SCH: A Sensing Platform Monitoring Interactions with Daily Objects to Assess Real-World Motor Performance in Stroke Survivors - Stroke is the leading cause of disability in adults worldwide. Upper-limb paresis is the most common
impairment post-stroke. The ultimate goal of stroke rehabilitation is to improve patients’ motor
performance in their home and community settings (i.e., what patients actually do). However, current
clinical standards to monitor patients’ recovery process are limited to assessing patients’ motor capacity
observed in the clinic (i.e., what patients are capable of doing). Wrist-worn accelerometers have been
considered as a potential solution but criticized for providing a limited view of upper-limb performance.
Therefor, the research and clinical communities have emphasized the need for a technological solution to
support a more comprehensive understanding of stroke survivors’ motor performance.
In this work, we propose to develop a novel multi-modal sensing platform to monitor important elements of
upper-limb motor performance: the amount, type, and quality of movements.

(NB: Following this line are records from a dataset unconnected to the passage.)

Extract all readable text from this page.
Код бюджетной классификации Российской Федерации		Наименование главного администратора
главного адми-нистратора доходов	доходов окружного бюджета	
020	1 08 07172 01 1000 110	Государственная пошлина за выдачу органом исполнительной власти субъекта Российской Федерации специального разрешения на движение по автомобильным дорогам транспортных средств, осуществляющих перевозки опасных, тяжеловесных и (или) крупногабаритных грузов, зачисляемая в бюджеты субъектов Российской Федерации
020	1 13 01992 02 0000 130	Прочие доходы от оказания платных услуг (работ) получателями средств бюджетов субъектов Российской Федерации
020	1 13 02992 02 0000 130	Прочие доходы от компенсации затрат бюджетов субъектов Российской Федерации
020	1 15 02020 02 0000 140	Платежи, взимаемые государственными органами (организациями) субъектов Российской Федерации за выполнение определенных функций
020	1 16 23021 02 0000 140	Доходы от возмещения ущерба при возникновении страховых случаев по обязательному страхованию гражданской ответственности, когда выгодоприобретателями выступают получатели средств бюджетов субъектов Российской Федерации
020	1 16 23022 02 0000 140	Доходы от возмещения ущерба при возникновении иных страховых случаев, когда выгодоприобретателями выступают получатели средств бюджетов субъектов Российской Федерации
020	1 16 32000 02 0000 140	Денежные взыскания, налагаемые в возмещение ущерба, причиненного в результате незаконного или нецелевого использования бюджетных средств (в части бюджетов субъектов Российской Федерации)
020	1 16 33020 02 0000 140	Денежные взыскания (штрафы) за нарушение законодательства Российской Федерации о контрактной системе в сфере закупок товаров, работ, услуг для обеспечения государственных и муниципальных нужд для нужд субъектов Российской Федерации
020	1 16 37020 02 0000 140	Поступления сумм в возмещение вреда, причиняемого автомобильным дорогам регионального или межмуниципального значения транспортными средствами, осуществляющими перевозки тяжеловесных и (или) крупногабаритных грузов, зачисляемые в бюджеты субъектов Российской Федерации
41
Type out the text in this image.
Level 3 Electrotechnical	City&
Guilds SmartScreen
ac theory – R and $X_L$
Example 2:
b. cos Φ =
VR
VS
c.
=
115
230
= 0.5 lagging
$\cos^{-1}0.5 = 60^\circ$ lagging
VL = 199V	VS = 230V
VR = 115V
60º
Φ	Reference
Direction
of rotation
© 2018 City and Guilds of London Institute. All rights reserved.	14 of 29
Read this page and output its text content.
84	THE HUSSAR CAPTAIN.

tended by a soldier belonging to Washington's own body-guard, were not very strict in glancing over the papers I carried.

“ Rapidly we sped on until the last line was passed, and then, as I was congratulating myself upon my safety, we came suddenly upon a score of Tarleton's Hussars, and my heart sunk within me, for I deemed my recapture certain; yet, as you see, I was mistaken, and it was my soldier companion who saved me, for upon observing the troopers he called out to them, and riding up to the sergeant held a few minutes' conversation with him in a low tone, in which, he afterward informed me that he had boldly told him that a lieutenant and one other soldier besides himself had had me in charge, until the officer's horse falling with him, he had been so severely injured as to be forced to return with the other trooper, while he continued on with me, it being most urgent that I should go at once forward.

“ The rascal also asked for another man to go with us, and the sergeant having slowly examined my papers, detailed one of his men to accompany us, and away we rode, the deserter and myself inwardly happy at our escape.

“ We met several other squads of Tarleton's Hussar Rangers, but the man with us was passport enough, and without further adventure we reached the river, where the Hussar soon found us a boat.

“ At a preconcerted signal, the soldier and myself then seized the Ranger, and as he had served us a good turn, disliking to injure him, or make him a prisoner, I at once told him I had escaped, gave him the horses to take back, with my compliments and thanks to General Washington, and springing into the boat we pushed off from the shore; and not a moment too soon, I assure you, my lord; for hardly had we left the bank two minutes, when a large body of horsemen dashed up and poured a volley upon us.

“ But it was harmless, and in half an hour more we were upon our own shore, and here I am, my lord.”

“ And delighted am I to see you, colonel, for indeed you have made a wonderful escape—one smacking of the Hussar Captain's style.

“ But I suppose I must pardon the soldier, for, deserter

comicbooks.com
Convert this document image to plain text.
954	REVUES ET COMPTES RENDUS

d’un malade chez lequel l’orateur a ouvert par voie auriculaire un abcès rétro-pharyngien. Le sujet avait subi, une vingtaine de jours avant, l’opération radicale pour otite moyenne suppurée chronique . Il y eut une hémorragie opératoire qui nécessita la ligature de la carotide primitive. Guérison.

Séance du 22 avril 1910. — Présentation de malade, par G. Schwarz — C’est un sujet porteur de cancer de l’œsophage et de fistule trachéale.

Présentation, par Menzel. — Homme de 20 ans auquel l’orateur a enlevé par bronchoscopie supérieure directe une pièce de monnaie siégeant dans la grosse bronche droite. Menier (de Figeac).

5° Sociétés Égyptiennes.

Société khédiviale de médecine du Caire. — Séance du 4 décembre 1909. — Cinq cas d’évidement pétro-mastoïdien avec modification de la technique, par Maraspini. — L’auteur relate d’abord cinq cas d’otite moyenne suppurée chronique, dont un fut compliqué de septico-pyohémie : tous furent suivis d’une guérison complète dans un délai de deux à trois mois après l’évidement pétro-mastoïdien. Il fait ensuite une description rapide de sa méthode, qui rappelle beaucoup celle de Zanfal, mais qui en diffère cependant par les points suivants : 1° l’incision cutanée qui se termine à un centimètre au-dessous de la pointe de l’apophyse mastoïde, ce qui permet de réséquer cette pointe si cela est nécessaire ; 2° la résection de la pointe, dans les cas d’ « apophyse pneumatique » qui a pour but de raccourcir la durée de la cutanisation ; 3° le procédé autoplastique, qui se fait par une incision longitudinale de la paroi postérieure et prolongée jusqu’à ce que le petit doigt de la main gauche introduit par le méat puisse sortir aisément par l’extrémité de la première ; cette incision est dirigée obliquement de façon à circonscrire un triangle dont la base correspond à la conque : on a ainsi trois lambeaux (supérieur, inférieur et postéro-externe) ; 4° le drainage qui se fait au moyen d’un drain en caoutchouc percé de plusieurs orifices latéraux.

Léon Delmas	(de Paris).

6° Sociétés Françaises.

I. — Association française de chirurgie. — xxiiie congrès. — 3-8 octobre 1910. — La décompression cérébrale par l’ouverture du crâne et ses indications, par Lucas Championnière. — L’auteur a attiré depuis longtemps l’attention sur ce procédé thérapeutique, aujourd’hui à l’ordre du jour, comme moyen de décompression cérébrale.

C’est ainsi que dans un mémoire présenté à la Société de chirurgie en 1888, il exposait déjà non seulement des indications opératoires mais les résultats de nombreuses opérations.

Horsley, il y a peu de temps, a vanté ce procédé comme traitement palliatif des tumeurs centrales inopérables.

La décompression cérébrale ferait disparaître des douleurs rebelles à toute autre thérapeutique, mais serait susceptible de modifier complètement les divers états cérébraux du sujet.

To that end, we introduce a
new kind of sensing technology, namely Body Channel Identification (BCID), that can accurately and
reliably track human interactions with the environment and, thus, human behaviors. In our setting,
everyday objects are instrumented with small, inexpensive, batteryless BCID tags that can be powered by
and communicate with wrist-worn devices (so-called readers) by exploiting the human body as the signal
transfer channel during tactile interactions. The system provides multi-modal data, including the object ID,
binary time-series of interaction patterns (contact vs. no contact), kinetic data from an optional pressure
sensor embedded in the tag, and kinematic data from the inertial measurement unit on the wrist-worn
readers. Leveraging data obtained from 50 stroke survivors and ten healthy subjects, we propose to
develop a unique set of machine learning algorithms to process these data to taxonomically identify
important types of upper-limb movements relevant to stroke rehabilitation, which are further processed to
assess the quality and amount of movements performed. Finally, we investigate the relationship between
the motor capacity observed in the clinic vs. motor performance outside the clinic, a topic that has been
deemed critical in stroke rehabilitation but infeasible due to technical limitations. We believe the proposed
research will lay the technological groundwork to open up new research and clinical opportunities, leading
to key scientific discoveries to transform current practices of stroke rehabilitation.